Oath Keepers leader sentenced to 18 years for US Capitol riot

25 May, 2023 21:10 / Updated 2 years ago
Prosecutors claimed that Stewart Rhodes organized an armed insurrection on January 6, 2021

A federal judge in Washington, DC sentenced Oath Keepers leader Stewart Rhodes to 18 years in prison on Thursday, calling him an ongoing threat to the US. It was the longest sentence yet in the matter of the January 6 riot at the US capitol, and the first on charges of seditious conspiracy.

“You, sir, present an ongoing threat and a peril to this country, to the republic and to the very fabric of our democracy,” Judge Amit Mehta told Rhodes at the sentencing. “You are smart, you are compelling, and you are charismatic.

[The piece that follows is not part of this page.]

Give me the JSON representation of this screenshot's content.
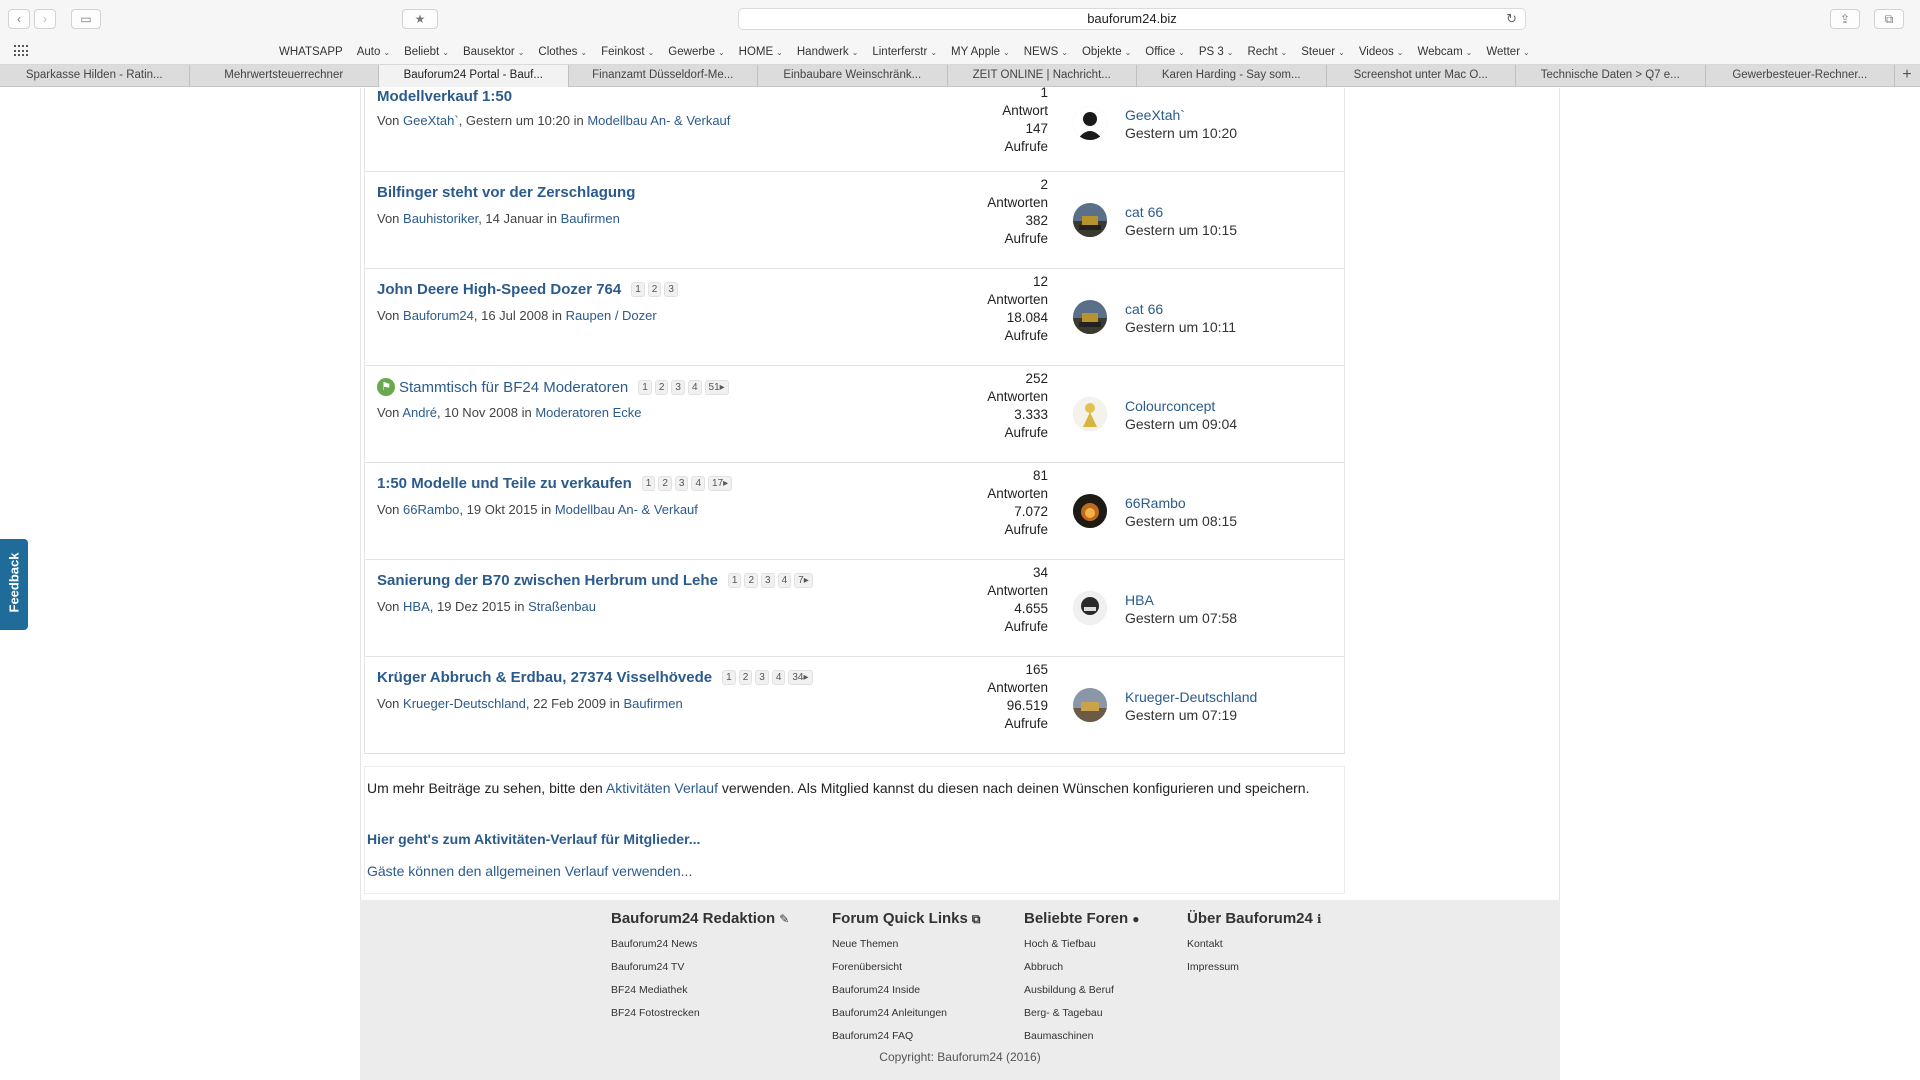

Frankly, that is what makes you dangerous.”

Rhodes replied that he was a “political prisoner” and that he felt like the lead character in Franz Kafka’s ‘The Trial,’ whose guilt was preordained. “My goal will be to be an ‘American Solzhenitsyn’ to expose the criminality of this regime,” he told the court.

Prosecutors sought at least 25 years, describing the January 2021 riot as a “brazen attack" that threatened the “most important and vulnerable part of American democracy.” Mehta agreed with their claim that Rhodes had been a leader of the “insurrection” and agreed to classify his actions as terrorism, which drastically increased the length of the sentence.

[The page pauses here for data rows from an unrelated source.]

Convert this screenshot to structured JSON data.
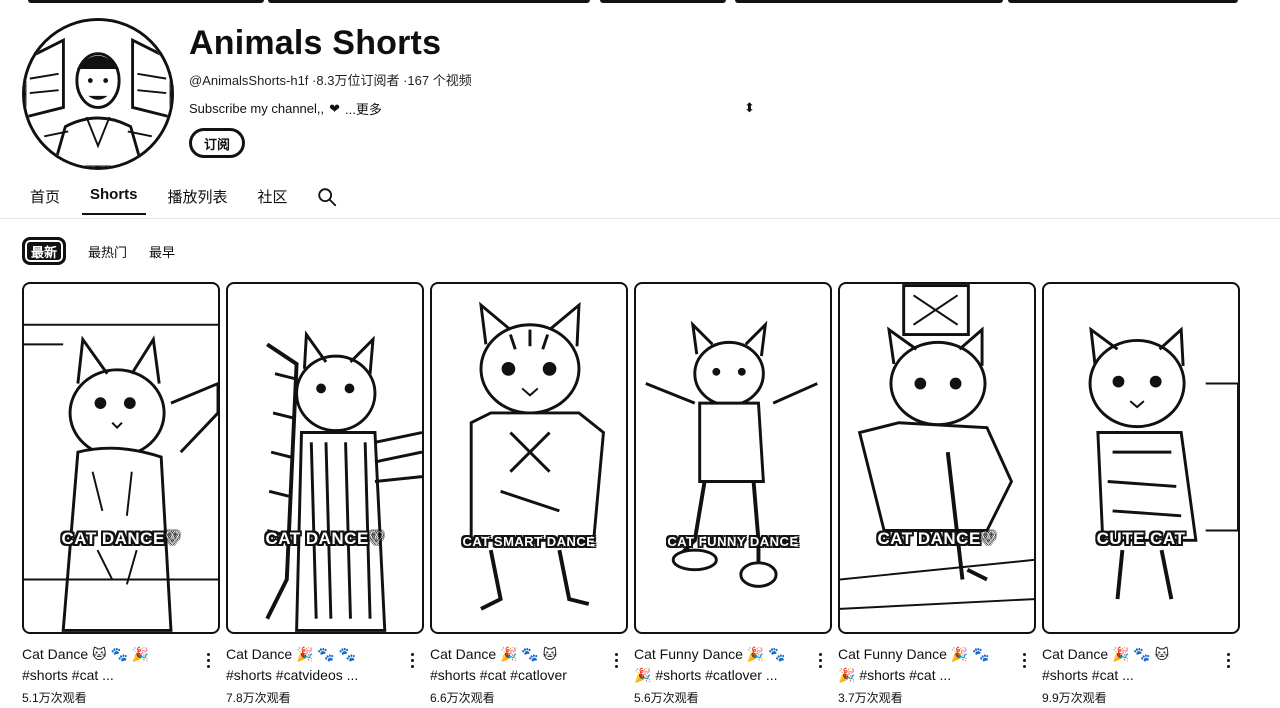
{
  "channel": {
    "name": "Animals Shorts",
    "handle": "@AnimalsShorts-h1f",
    "subscribers": "8.3万位订阅者",
    "video_count": "167 个视频",
    "description": "Subscribe my channel,,",
    "heart": "❤",
    "more_label": "...更多",
    "cursor_glyph": "⬍",
    "subscribe_label": "订阅"
  },
  "tabs": [
    {
      "label": "首页"
    },
    {
      "label": "Shorts",
      "active": true
    },
    {
      "label": "播放列表"
    },
    {
      "label": "社区"
    }
  ],
  "chips": [
    {
      "label": "最新",
      "active": true
    },
    {
      "label": "最热门"
    },
    {
      "label": "最早"
    }
  ],
  "videos": [
    {
      "overlay": "CAT DANCE♡",
      "title_line1": "Cat Dance 🐱 🐾 🎉",
      "title_line2": "#shorts #cat ...",
      "views": "5.1万次观看"
    },
    {
      "overlay": "CAT DANCE♡",
      "title_line1": "Cat Dance 🎉 🐾 🐾",
      "title_line2": "#shorts #catvideos ...",
      "views": "7.8万次观看"
    },
    {
      "overlay": "CAT SMART DANCE",
      "title_line1": "Cat Dance 🎉 🐾 🐱",
      "title_line2": "#shorts #cat #catlover",
      "views": "6.6万次观看"
    },
    {
      "overlay": "CAT FUNNY DANCE",
      "title_line1": "Cat Funny Dance 🎉 🐾",
      "title_line2": "🎉 #shorts #catlover ...",
      "views": "5.6万次观看"
    },
    {
      "overlay": "CAT DANCE♡",
      "title_line1": "Cat Funny Dance 🎉 🐾",
      "title_line2": "🎉 #shorts #cat ...",
      "views": "3.7万次观看"
    },
    {
      "overlay": "CUTE CAT",
      "title_line1": "Cat Dance 🎉 🐾 🐱",
      "title_line2": "#shorts #cat ...",
      "views": "9.9万次观看"
    }
  ]
}
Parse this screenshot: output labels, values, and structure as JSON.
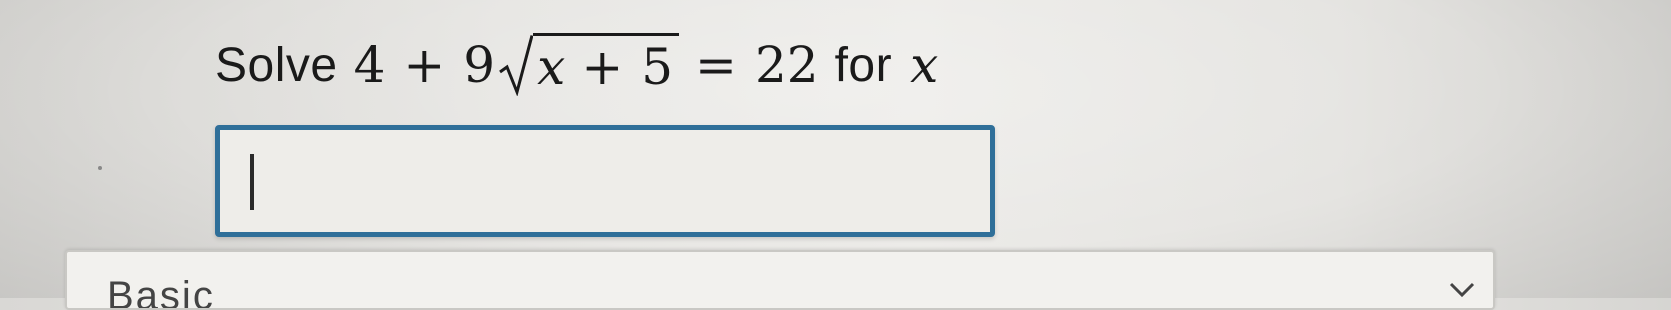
{
  "question": {
    "prefix": "Solve",
    "equation": {
      "lhs_constant": "4",
      "plus_1": "+",
      "coefficient": "9",
      "radicand_var": "x",
      "plus_2": "+",
      "radicand_constant": "5",
      "equals": "=",
      "rhs": "22"
    },
    "middle": "for",
    "variable": "x"
  },
  "answer": {
    "value": ""
  },
  "palette": {
    "label": "Basic"
  },
  "colors": {
    "input_border": "#2f6f99",
    "text": "#1a1a1a"
  }
}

“What we cannot have – we absolutely cannot have – is a group of citizens who because they didn’t like the outcome [of the election] were then prepared to take up arms in order to foment a revolution,” Mehta told Rhodes. “That’s what you did.”

An FBI informant embedded in the Oath Keepers had recorded Rhodes saying the group should have come to the Capitol armed and hanged House Speaker Nancy Pelosi “from the lamppost.” 

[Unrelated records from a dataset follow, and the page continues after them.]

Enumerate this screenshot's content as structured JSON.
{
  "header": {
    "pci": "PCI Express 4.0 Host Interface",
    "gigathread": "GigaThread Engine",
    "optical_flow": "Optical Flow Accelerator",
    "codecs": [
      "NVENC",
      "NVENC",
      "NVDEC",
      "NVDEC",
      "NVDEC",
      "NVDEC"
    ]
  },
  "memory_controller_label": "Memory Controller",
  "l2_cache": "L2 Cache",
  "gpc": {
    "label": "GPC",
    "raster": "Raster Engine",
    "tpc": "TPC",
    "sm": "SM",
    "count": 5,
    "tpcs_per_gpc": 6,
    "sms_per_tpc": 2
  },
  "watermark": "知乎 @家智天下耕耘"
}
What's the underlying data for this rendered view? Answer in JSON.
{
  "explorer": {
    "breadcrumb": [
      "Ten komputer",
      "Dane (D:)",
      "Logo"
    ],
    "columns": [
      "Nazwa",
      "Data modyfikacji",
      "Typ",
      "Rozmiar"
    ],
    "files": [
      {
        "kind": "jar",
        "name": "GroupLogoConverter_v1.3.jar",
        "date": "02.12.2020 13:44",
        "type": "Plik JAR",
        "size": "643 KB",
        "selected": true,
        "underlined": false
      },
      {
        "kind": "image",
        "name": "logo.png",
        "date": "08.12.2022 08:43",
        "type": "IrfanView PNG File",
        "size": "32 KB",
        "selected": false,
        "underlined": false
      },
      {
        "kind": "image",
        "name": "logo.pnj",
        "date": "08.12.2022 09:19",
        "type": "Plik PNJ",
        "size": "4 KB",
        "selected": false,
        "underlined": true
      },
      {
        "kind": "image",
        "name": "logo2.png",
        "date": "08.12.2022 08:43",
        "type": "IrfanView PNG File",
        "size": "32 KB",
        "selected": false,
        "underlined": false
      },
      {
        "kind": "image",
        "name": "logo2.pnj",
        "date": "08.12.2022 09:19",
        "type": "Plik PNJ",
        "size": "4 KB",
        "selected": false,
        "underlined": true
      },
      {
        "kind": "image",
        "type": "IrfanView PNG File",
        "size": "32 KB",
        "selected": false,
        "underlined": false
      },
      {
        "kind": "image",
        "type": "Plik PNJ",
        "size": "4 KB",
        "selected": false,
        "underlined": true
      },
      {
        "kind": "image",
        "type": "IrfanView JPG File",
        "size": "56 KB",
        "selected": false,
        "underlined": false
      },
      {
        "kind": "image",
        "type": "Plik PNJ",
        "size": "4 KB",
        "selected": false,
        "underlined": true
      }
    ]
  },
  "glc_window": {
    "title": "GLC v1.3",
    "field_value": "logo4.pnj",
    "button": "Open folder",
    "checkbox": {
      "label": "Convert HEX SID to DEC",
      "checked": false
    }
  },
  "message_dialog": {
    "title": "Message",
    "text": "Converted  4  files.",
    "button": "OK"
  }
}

The Indian-born Mehta, appointed by the Democrat president Barack Obama in 2014, has so far handed out the longest sentences in relation to the January 6 riot. Earlier this month, he sentenced Peter Schwartz to 14 years in prison for pepper-spraying police officers at the Capitol, calling the Kentucky man a “soldier against democracy.”

Democrats insist that events of January 6 amounted to an “insurrection” against the US government, a term last used for the Civil War in the 1860s. Thousands of protesters, who supported then-president Donald Trump and believed the 2020 election was ridden with irregularities, objected to Congress rubber-stamping the electoral college results that proclaimed Democrat Joe Biden the winner. At one point, some of the protesters broke through the security fence and into the Capitol building, disrupting the joint session of the House and the Senate for several hours.

A month after the riot, Time magazine revealed that Democrats had told their activists to stay away from the Capitol and avoid trouble, having previously “fortified” the election.